Im Zusammenspiel mit parlamentarischer Arbeit können sich beide Komponenten gegenseitig unterstützen. So fehlt es im Aktivismus allein oft an der Handlungsmacht, auf Entscheidungsprozesse direkt einzuwirken. In der Verbindung mit parlamentarischer Arbeit kann hingegen die Stellung als legitime*r Verhandlungspartner*in erlangt werden. Parlamentarische Mitglieder, die diese Rolle übernehmen, sind wiederum selbst oft in der Minderheit und haben damit weniger Druckmittel, um ihre Forderungen und Perspektiven zu verteidigen und durchzusetzen. An dieser Stelle kann aktivistische Arbeit diesen Mitgliedern mit öffentlichem Druck mehr Einfluss verleihen. Dies wird möglich, wenn beides so aufeinander abgestimmt ist, dass öffentliche Aktionen wie zum Beispiel Demonstrationen konkrete Verhandlungen begleiten und damit durch ihre Präsenz und Stärke den Minderheitenstatus aufbrechen und stattdessen verdeutlichen, dass die Forderungen von einer breiteren gesellschaftlichen Gruppe getragen wird.

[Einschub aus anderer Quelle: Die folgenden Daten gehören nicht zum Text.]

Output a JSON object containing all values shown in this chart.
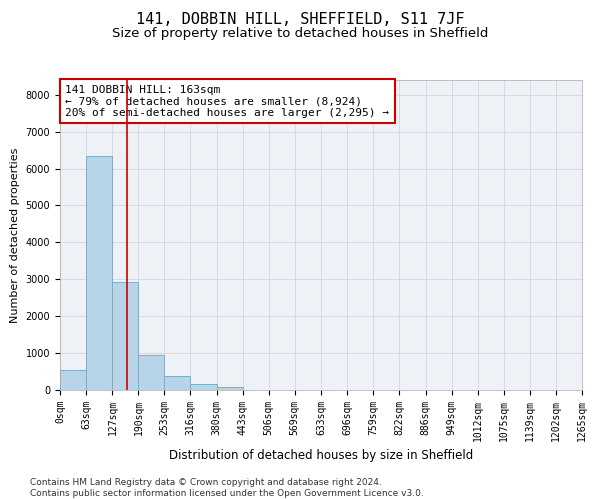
{
  "title": "141, DOBBIN HILL, SHEFFIELD, S11 7JF",
  "subtitle": "Size of property relative to detached houses in Sheffield",
  "xlabel": "Distribution of detached houses by size in Sheffield",
  "ylabel": "Number of detached properties",
  "bar_color": "#b8d4e8",
  "bar_edge_color": "#7aaec8",
  "vline_color": "#cc0000",
  "property_size": 163,
  "annotation_text": "141 DOBBIN HILL: 163sqm\n← 79% of detached houses are smaller (8,924)\n20% of semi-detached houses are larger (2,295) →",
  "annotation_box_color": "white",
  "annotation_box_edge_color": "#cc0000",
  "grid_color": "#d0dde8",
  "background_color": "#eef2f7",
  "bins": [
    0,
    63,
    127,
    190,
    253,
    316,
    380,
    443,
    506,
    569,
    633,
    696,
    759,
    822,
    886,
    949,
    1012,
    1075,
    1139,
    1202,
    1265
  ],
  "bar_heights": [
    550,
    6350,
    2920,
    960,
    370,
    150,
    80,
    0,
    0,
    0,
    0,
    0,
    0,
    0,
    0,
    0,
    0,
    0,
    0,
    0
  ],
  "xtick_labels": [
    "0sqm",
    "63sqm",
    "127sqm",
    "190sqm",
    "253sqm",
    "316sqm",
    "380sqm",
    "443sqm",
    "506sqm",
    "569sqm",
    "633sqm",
    "696sqm",
    "759sqm",
    "822sqm",
    "886sqm",
    "949sqm",
    "1012sqm",
    "1075sqm",
    "1139sqm",
    "1202sqm",
    "1265sqm"
  ],
  "ylim": [
    0,
    8400
  ],
  "yticks": [
    0,
    1000,
    2000,
    3000,
    4000,
    5000,
    6000,
    7000,
    8000
  ],
  "footnote": "Contains HM Land Registry data © Crown copyright and database right 2024.\nContains public sector information licensed under the Open Government Licence v3.0.",
  "title_fontsize": 11,
  "subtitle_fontsize": 9.5,
  "xlabel_fontsize": 8.5,
  "ylabel_fontsize": 8,
  "tick_fontsize": 7,
  "annotation_fontsize": 8,
  "footnote_fontsize": 6.5
}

2) Wie kann eine gute Zusammenarbeit zwischen aktivistischer Politik, Verwaltung und parlamentarischer Arbeit aussehen?
Bei einer guten Zusammenarbeit zwischen Aktivismus und parlamentarischer Arbeit wird die Möglichkeit der gegenseitigen Unterstützung effektiv eingesetzt. Momentan wird das Potenzial des Aktivismus von linken Parteien in Deutschland wenig genutzt. Es braucht daher eine stärkere Zusammenarbeit und Verknüpfung der einzelnen Arbeitsbereiche und politischen Forderungen. Wenn gemeinsame Strategien entwickelt werden, kann aktivistische Arbeit durch die Präsenz und Stimmen der Bürger*innen den Politiker*innen helfen, in politischen Diskursen, in denen die Machtverhältnisse ungleich verteilt sind, ernst genommen zu werden.

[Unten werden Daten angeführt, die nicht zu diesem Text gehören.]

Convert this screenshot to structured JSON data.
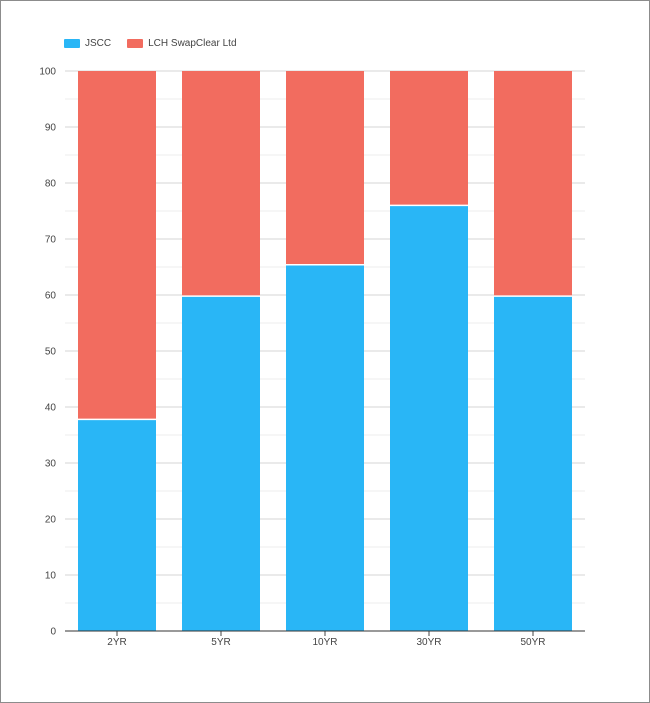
{
  "chart_data": {
    "type": "bar",
    "stacked": true,
    "categories": [
      "2YR",
      "5YR",
      "10YR",
      "30YR",
      "50YR"
    ],
    "series": [
      {
        "name": "JSCC",
        "color": "#29b6f6",
        "values": [
          37.8,
          59.8,
          65.4,
          76.0,
          59.8
        ]
      },
      {
        "name": "LCH SwapClear Ltd",
        "color": "#f26c5f",
        "values": [
          62.2,
          40.2,
          34.6,
          24.0,
          40.2
        ]
      }
    ],
    "ylim": [
      0,
      100
    ],
    "yticks": [
      0,
      10,
      20,
      30,
      40,
      50,
      60,
      70,
      80,
      90,
      100
    ],
    "grid": true,
    "legend": "top-left"
  }
}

3) Welche Chancen und Herausforderungen hat aktivistische Politik in Deutschland?
Aktivistische Politik hat in Deutschland viele Chancen, neue Impulse zu setzen. Deutschland hat keine wirkliche Revolutionskultur, das heißt, Demonstrationen allein bringen nicht viel. Stattdessen ist der parlamentarische Weg der passende, um politische Veränderung zu erwirken. Dafür muss die parlamentarische Arbeit jedoch mehr mit Aktivismus unterfüttert werden, der Druck von der Straße und aus der Öffentlichkeit muss übertragen werden in politische Entscheidungsprozesse. Wenn linke Politik und linker Aktivismus also, anstatt nebeneinander her an denselben oder ähnlichen Themen zu arbeiten, gemeinsam politische Strategien entwickeln, um die Macht des Aktivismus mit der Handlungsmacht im Parlament zu verbinden, entsteht neues Potenzial, tatsächlichen Wandel herbeizuführen.

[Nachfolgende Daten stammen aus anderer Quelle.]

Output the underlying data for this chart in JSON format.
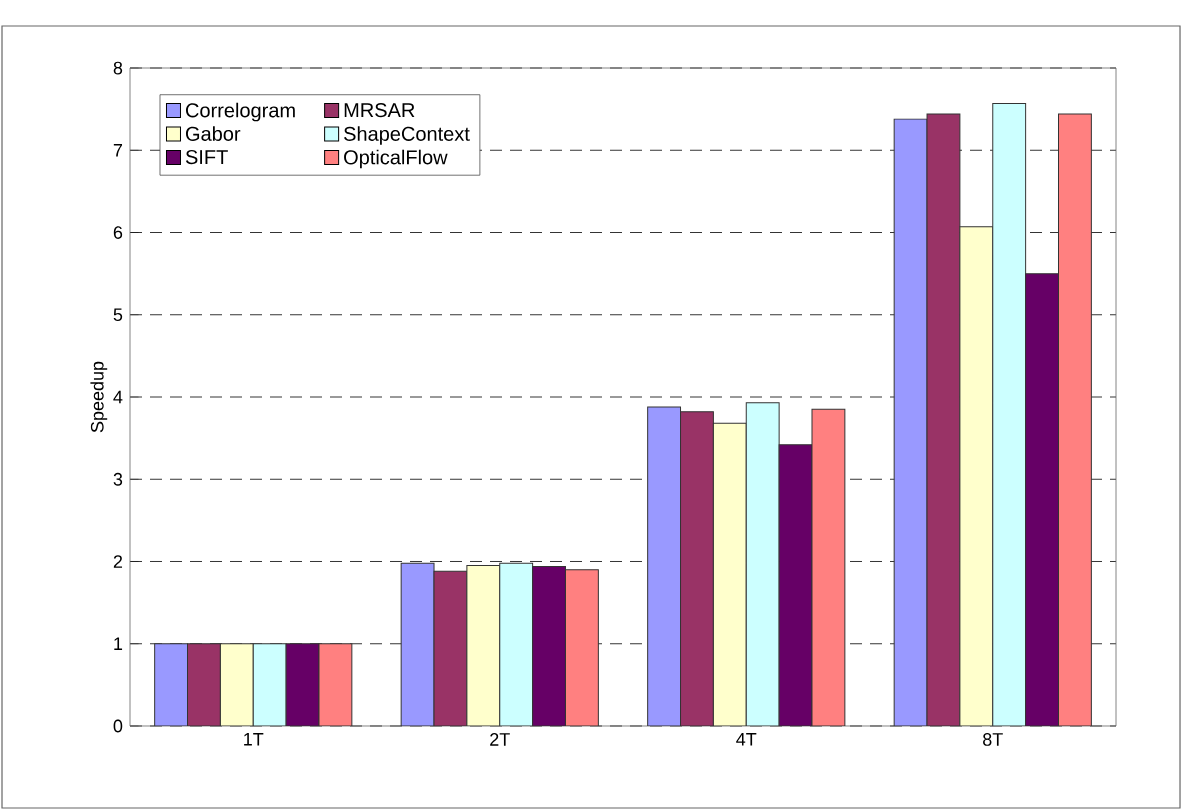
{
  "chart_data": {
    "type": "bar",
    "ylabel": "Speedup",
    "categories": [
      "1T",
      "2T",
      "4T",
      "8T"
    ],
    "series": [
      {
        "name": "Correlogram",
        "color": "#9999ff",
        "values": [
          1,
          1.98,
          3.88,
          7.38
        ]
      },
      {
        "name": "MRSAR",
        "color": "#993366",
        "values": [
          1,
          1.88,
          3.82,
          7.44
        ]
      },
      {
        "name": "Gabor",
        "color": "#ffffcc",
        "values": [
          1,
          1.95,
          3.68,
          6.07
        ]
      },
      {
        "name": "ShapeContext",
        "color": "#ccffff",
        "values": [
          1,
          1.98,
          3.93,
          7.57
        ]
      },
      {
        "name": "SIFT",
        "color": "#660066",
        "values": [
          1,
          1.94,
          3.42,
          5.5
        ]
      },
      {
        "name": "OpticalFlow",
        "color": "#ff8080",
        "values": [
          1,
          1.9,
          3.85,
          7.44
        ]
      }
    ],
    "ylim": [
      0,
      8
    ],
    "yticks": [
      0,
      1,
      2,
      3,
      4,
      5,
      6,
      7,
      8
    ],
    "grid": "y",
    "legend": "top left"
  }
}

Erschwert wird dies bislang durch eine relativ strikte Trennung von Politik und Aktivismus und entsprechend wenig Kommunikation, Austausch und Zusammenarbeit der Beteiligten beider Bereiche. Politiker*innen, die zur Wahl stehen, sind oft nicht in der aktivistischen Szene vor Ort bekannt oder in sie eingebunden. Aktivistische Politik bedarf an dieser Stelle einer engen und lebendigen Beziehung, sonst bleibt es bei einem sporadischen Austausch und politische Teilhabe kann nicht neu gestaltet werden. In diesem Sinne müssten Maßnahmen ergriffen werden, die es gerade den Menschen, die bereits (vielleicht schon seit Jahren) aktivistisch engagiert sind, ermöglichen und erleichtern, auf Listen zu kommen und als parlamentarische Vertreter*innen gewählt zu werden. Sie können die aktivistische Perspektive in ihre Arbeit einfließen lassen und die Verknüpfung stärken. Der Aktivismus müsste jedoch gleichermaßen nachhaltig gestaltet werden, was bedeutet, dass regelmäßige und auf die politischen Prozesse abgestimmte Aktionen geplant und veranstaltet werden.
Aktivistische Politik hat somit besonders durch die Bündelung und gezielte Ausrichtung von Ressourcen, Handlungsmacht und politischer Arbeit die Chance, effektiv und nachhaltig Einfluss auf politische Entscheidungs- und Transformationsprozesse zu nehmen.